Iraqi MPs voice outrage after president shakes Barak's hand
Iraqi MPs say president Talabani's handshake with Israeli minister constitutes violation of country's law.
BAGHDAD - Several members of the Iraqi parliament called on President Jalal Talabani on Friday to apologize for shaking hands with Ehud Barak at a conference in Greece this week, saying that by shaking the Israeli defense minister's hand he had violated Iraqi law.
Talabani, a Kurd, was introduced to Barak by Palestinian President Mahmoud Abbas at a Socialist International meeting near Athens on Tuesday, where the historic handshake took place.
The handshake, largely ignored by Iraq's media but covered in the Israeli press, sparked heated debate in Iraq's parliament on Thursday.
Like many Arab countries, Iraq does not recognize Israel.
Some members accused Talabani of breaking Iraqi law, although it was unclear what the law says about Israel.
"I told the speaker it was a slap in the face for the Iraqi people," said Ahmed al-Massoudi, from the movement of anti-American Shi'ite cleric Moqtada al-Sadr.
"[The handshake] was a violation of law," he told reporters.

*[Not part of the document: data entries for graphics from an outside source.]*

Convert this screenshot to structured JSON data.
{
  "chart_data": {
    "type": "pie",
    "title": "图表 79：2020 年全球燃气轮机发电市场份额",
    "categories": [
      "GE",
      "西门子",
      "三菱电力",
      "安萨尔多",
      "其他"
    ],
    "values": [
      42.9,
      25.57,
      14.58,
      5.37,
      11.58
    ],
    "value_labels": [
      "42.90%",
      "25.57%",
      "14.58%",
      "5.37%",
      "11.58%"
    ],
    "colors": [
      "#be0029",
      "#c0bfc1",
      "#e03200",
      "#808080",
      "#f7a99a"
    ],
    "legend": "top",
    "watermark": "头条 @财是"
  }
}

Massoudi said he had received many complaints from Iraqis about the handshake and some members of parliament had called for an apology. Some had even urged Talabani to resign, he said.

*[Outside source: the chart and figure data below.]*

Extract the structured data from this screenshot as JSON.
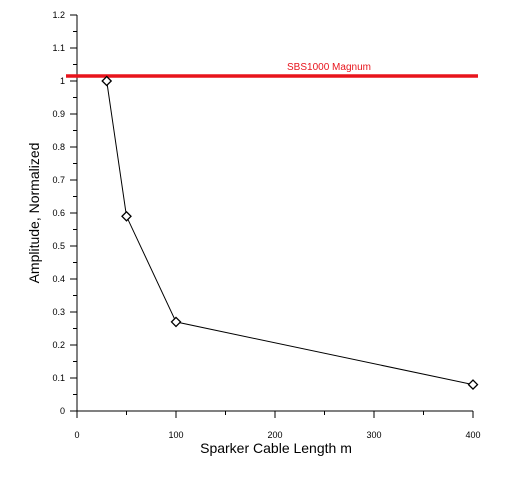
{
  "chart_data": {
    "type": "line",
    "xlabel": "Sparker Cable Length m",
    "ylabel": "Amplitude, Normalized",
    "xlim": [
      0,
      400
    ],
    "ylim": [
      0,
      1.2
    ],
    "x_ticks": [
      0,
      100,
      200,
      300,
      400
    ],
    "x_tick_labels": [
      "0",
      "100",
      "200",
      "300",
      "400"
    ],
    "y_ticks": [
      0,
      0.1,
      0.2,
      0.3,
      0.4,
      0.5,
      0.6,
      0.7,
      0.8,
      0.9,
      1,
      1.1,
      1.2
    ],
    "y_tick_labels": [
      "0",
      "0.1",
      "0.2",
      "0.3",
      "0.4",
      "0.5",
      "0.6",
      "0.7",
      "0.8",
      "0.9",
      "1",
      "1.1",
      "1.2"
    ],
    "grid": false,
    "series": [
      {
        "x": [
          30,
          50,
          100,
          400
        ],
        "values": [
          1.0,
          0.59,
          0.27,
          0.08
        ],
        "marker": "diamond",
        "color": "#000000"
      }
    ],
    "reference_lines": [
      {
        "label": "SBS1000 Magnum",
        "y": 1.015,
        "color": "#e8141c"
      }
    ]
  }
}
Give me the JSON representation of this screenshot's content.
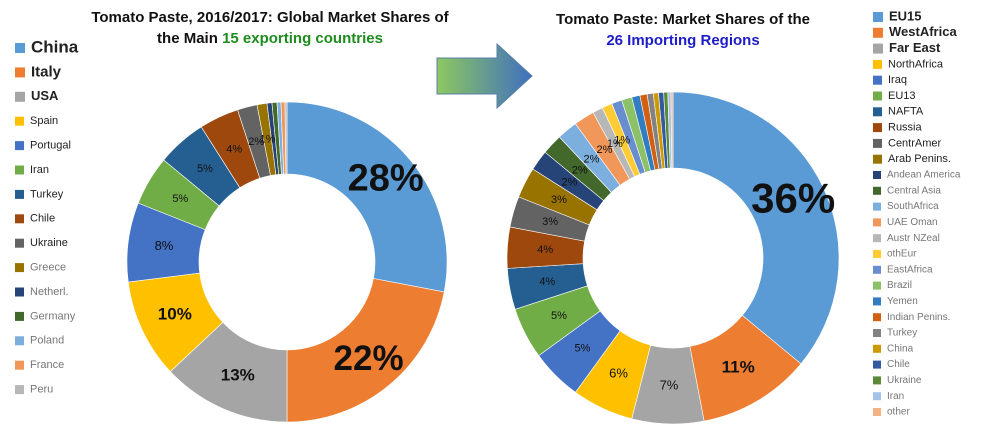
{
  "chart_data": [
    {
      "type": "pie",
      "title_lines": [
        "Tomato Paste, 2016/2017: Global Market Shares of",
        "the Main"
      ],
      "title_highlight": "15 exporting countries",
      "title_highlight_color": "#1e8c1e",
      "categories": [
        "China",
        "Italy",
        "USA",
        "Spain",
        "Portugal",
        "Iran",
        "Turkey",
        "Chile",
        "Ukraine",
        "Greece",
        "Netherl.",
        "Germany",
        "Poland",
        "France",
        "Peru"
      ],
      "values": [
        28,
        22,
        13,
        10,
        8,
        5,
        5,
        4,
        2,
        1,
        0.5,
        0.5,
        0.4,
        0.4,
        0.2
      ],
      "value_labels": [
        "28%",
        "22%",
        "13%",
        "10%",
        "8%",
        "5%",
        "5%",
        "4%",
        "2%",
        "1%",
        null,
        null,
        null,
        null,
        null
      ],
      "colors": [
        "#5b9bd5",
        "#ed7d31",
        "#a5a5a5",
        "#ffc000",
        "#4472c4",
        "#70ad47",
        "#255e91",
        "#9e480e",
        "#636363",
        "#997300",
        "#264478",
        "#43682b",
        "#7cafdd",
        "#f1975a",
        "#b7b7b7"
      ]
    },
    {
      "type": "pie",
      "title_lines": [
        "Tomato Paste: Market Shares of the",
        ""
      ],
      "title_highlight": "26 Importing Regions",
      "title_highlight_color": "#1c1cc8",
      "categories": [
        "EU15",
        "WestAfrica",
        "Far East",
        "NorthAfrica",
        "Iraq",
        "EU13",
        "NAFTA",
        "Russia",
        "CentrAmer",
        "Arab Penins.",
        "Andean America",
        "Central Asia",
        "SouthAfrica",
        "UAE Oman",
        "Austr NZeal",
        "othEur",
        "EastAfrica",
        "Brazil",
        "Yemen",
        "Indian Penins.",
        "Turkey",
        "China",
        "Chile",
        "Ukraine",
        "Iran",
        "other"
      ],
      "values": [
        36,
        11,
        7,
        6,
        5,
        5,
        4,
        4,
        3,
        3,
        2,
        2,
        2,
        2,
        1,
        1,
        1,
        1,
        0.8,
        0.7,
        0.6,
        0.5,
        0.5,
        0.4,
        0.3,
        0.2
      ],
      "value_labels": [
        "36%",
        "11%",
        "7%",
        "6%",
        "5%",
        "5%",
        "4%",
        "4%",
        "3%",
        "3%",
        "2%",
        "2%",
        "2%",
        "2%",
        "1%",
        "1%",
        null,
        null,
        null,
        null,
        null,
        null,
        null,
        null,
        null,
        null
      ],
      "colors": [
        "#5b9bd5",
        "#ed7d31",
        "#a5a5a5",
        "#ffc000",
        "#4472c4",
        "#70ad47",
        "#255e91",
        "#9e480e",
        "#636363",
        "#997300",
        "#264478",
        "#43682b",
        "#7cafdd",
        "#f1975a",
        "#b7b7b7",
        "#ffcd33",
        "#698ed0",
        "#8cc168",
        "#327dc2",
        "#d26012",
        "#828282",
        "#cc9a00",
        "#335aa1",
        "#5a8a39",
        "#a3c4e6",
        "#f4b183"
      ]
    }
  ]
}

Under Iraq's political system the president is largely a figurehead.
Ali al-Adeeb, a senior parliamentarian from Prime Minister Nuri al-Maliki's Dawa party, said the handshake was unacceptable.
"The president is supposed to represent Iraqi policy? which means not recognizing Israel ... He must apologize."

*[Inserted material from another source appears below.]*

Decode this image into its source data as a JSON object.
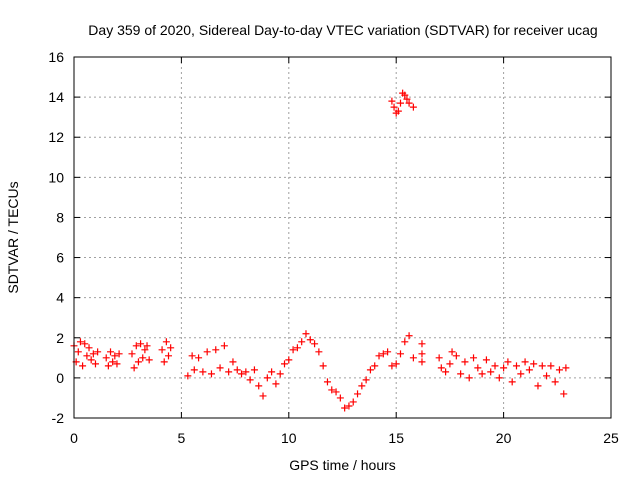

Perhaps sensing the handshake might cause anger, Talabani's office issued a statement on Tuesday saying he met Barak as a representative of the Patriotic Union of Kurdistan (PUK) party, not as Iraq's president. The PUK is one of two main Kurdish parties in Iraq.
Fellow Kurds defended Talabani.
"He was welcomed by Abbas who introduced him to Barak. It would have been illogical to refuse. It doesn't mean relations are normal," said Fuad Masoum, a Kurdish member of parliament.